Siyaset, yalnızca yasaların, politikaların ve diplomatik ilişkilerin yürütüldüğü bir mekanizma olmanın ötesindedir. Aynı zamanda, halkın düşünce biçimini şekillendirme, algılarını yönlendirme sanatıdır. Bugün, kitleleri etkileme gücüne sahip olan araçlardan biri hiç şüphesiz çerçeveleme etkisidir. İnsan zihni, bilgiyi asla olduğu gibi almaz; onu nasıl sunulduğu, hangi kelimelerle ifade edildiği ve hangi bağlamda sunulduğu üzerinden değerlendirir, anlamlandırır. İşte bu yüzden, aynı olgu farklı şekillerde sunulduğunda bambaşka anlamlar kazanabilir.

Mobirise

Ancak çerçeveleme etkisi yalnızca siyasal alanda değil, hayatın her alanında karşımıza çıkar. Medyada, reklam dünyasında, toplumsal olayların aktarılmasında, hatta günlük yaşamda bile kendisini gösterir. Fakat en güçlü etkisini siyasal iletişimde bulur. Siyasi liderler, propaganda ekipleri, medya kuruluşları ve halkla ilişkiler uzmanları, toplumun bir meseleyi nasıl algılayacağını belirlemek adına Söylem şekillendirme stratejilerinden faydalanır. Bu stratejiler bazen bilinçli bir manipülasyon aracı olarak devreye girerken, bazen de doğrudan bir iletişim refleksi olarak kendini gösterir. Ancak her koşulda, bireylerin ve toplumların kararlarını, tercihlerinin yönünü ve duygusal tepkilerini şekillendiren bir etki alanı oluşturur. Algı yönetiminin bu denli güçlü bir araç haline gelmesi, beraberinde önemli bir sorumluluğu da getirir. Bilginin hangi çerçevede sunulduğunu fark edebilmek, bilinçli bir birey olmanın temel ilkelerindendir. Çünkü çerçeveleme etkisi yalnızca bir anlatım tekniği değil, aynı zamanda toplumların kaderini şekillendiren güçlü bir unsurdur.

Teorik Temeller

"Kahneman ve Tversky’nin Beklenti Teorisi (Prospect Theory)"

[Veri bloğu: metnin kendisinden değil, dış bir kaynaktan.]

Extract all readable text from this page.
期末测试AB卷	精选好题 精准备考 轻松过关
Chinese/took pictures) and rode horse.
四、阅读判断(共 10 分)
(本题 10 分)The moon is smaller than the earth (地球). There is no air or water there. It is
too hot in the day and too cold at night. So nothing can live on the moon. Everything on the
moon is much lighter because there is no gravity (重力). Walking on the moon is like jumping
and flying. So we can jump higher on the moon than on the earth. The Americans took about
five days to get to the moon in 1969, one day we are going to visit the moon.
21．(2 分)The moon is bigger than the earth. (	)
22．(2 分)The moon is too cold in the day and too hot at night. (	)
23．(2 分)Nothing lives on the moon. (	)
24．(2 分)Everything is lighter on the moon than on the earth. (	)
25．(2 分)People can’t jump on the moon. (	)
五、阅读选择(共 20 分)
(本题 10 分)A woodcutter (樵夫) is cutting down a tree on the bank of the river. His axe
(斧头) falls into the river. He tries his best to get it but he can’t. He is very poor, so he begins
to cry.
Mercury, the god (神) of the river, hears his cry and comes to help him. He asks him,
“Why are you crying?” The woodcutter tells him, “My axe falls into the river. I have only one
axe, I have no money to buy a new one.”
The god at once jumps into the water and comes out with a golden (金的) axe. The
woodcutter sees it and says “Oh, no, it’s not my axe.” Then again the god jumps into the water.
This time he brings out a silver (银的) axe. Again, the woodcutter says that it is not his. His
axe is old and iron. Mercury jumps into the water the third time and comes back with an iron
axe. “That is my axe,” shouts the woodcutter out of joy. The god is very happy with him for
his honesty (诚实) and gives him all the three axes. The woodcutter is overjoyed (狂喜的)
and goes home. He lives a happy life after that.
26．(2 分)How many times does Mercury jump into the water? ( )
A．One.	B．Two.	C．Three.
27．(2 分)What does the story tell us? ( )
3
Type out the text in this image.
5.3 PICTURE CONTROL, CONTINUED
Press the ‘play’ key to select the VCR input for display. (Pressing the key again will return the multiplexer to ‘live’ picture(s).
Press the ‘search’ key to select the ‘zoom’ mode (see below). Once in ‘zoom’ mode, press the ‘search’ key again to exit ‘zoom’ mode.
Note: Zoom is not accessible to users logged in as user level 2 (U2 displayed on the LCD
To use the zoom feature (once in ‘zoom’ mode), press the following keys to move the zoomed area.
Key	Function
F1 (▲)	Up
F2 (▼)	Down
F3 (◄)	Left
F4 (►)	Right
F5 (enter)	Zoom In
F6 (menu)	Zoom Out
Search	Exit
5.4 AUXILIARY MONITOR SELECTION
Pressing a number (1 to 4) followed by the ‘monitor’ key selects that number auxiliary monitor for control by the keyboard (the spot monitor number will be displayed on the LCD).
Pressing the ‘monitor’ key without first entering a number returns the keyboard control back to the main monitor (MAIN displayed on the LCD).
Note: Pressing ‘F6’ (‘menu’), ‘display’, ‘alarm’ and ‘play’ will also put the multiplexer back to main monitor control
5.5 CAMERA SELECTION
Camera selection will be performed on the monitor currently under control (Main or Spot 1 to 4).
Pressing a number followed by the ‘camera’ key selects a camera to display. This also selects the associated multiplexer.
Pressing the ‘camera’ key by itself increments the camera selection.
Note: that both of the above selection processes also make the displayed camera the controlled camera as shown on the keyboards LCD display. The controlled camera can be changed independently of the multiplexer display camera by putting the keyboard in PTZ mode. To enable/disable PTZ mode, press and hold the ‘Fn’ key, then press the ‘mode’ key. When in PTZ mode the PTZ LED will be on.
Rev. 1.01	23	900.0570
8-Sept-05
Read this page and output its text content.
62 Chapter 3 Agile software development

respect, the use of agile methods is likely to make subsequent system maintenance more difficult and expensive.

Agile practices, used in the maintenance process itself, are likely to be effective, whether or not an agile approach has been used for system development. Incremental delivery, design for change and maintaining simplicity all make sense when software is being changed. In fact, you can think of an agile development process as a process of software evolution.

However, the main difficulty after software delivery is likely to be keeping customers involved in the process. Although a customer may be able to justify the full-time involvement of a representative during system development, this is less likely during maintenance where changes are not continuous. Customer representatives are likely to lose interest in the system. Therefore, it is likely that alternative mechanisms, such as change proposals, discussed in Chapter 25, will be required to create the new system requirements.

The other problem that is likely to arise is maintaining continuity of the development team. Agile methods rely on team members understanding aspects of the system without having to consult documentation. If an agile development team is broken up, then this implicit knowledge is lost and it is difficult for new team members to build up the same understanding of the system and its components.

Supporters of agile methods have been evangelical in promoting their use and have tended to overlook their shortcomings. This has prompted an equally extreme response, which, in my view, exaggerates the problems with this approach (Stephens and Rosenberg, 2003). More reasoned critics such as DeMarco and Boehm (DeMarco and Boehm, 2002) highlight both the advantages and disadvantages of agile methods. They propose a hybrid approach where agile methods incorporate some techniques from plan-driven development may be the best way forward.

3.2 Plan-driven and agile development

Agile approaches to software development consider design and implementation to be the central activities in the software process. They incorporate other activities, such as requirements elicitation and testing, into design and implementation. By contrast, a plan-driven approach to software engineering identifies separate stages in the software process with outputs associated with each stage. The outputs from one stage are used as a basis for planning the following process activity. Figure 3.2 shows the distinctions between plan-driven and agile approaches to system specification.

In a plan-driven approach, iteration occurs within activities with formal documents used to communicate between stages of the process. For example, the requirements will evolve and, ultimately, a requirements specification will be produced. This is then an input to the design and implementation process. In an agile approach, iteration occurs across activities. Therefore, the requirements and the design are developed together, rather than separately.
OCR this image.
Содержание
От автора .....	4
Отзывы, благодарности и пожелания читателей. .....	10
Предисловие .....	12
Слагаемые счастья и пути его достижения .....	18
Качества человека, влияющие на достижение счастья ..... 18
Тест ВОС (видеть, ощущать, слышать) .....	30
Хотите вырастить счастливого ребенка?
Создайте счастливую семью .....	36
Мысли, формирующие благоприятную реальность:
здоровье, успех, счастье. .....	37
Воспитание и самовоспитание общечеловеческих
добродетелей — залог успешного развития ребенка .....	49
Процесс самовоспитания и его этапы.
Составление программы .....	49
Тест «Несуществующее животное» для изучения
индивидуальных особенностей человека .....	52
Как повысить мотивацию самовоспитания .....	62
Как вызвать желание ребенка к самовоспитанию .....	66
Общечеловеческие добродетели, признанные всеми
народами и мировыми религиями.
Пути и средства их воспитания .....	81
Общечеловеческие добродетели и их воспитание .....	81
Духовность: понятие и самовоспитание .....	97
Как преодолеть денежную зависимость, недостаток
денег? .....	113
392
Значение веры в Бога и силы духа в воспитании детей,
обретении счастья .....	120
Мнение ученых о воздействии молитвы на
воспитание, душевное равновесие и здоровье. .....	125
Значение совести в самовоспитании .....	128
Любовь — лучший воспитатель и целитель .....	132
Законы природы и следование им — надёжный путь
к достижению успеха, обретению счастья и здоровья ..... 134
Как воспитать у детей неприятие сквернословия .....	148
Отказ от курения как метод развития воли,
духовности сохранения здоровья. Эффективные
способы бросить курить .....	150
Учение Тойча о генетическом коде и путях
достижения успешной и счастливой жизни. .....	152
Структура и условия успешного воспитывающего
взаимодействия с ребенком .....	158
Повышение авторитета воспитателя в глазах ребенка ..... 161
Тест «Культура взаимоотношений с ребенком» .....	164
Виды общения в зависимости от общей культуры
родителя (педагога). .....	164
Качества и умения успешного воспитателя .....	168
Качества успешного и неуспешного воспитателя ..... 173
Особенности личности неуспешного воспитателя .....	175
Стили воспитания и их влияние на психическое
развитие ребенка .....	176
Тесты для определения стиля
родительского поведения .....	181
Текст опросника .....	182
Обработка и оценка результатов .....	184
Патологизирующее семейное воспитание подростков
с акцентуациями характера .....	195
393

İnsan zihni, her zaman mantıklı bir çerçeveyle karar vermez. Gerçekten de, çoğu zaman aldığımız kararlar, yalnızca rasyonel düşüncelerden değil; duygularımızdan, geçmişteki deneyimlerimizden ve karşımıza çıkan olayların nasıl sunulduğundan etkilenir. Bu karmaşık bilişsel süreçleri anlamamıza yardımcı olan en önemli teorilerden biri de, Daniel Kahneman ve Amos Tversky’nin geliştirdiği Beklenti Teorisi (Prospect Theory) adlı teoridir.


Mobirise

1979 yılında ortaya atılan bu teori, geleneksel ekonominin "rasyonel birey" anlayışına meydan okur. Klasik ekonomik modeller, bireylerin her zaman mantıklı ve faydayı en üst düzeye çıkaran kararlar aldığını varsayar. Ancak Kahneman ve Tversky, insan psikolojisini esas alarak daha gerçekçi bir yaklaşım sunmuşlardır. Onlara göre insanlar, kayıplara karşı aşırı duyarlı, kazançlara ise görece daha düşük bir hassasiyetle yaklaşan varlıklardır. Yani, aynı büyüklükteki bir kazançla elde edilen memnuniyet, aynı büyüklükteki bir kayıptan duyulan acıyla kıyaslandığında, kaybın etkisi çok daha yoğun olur.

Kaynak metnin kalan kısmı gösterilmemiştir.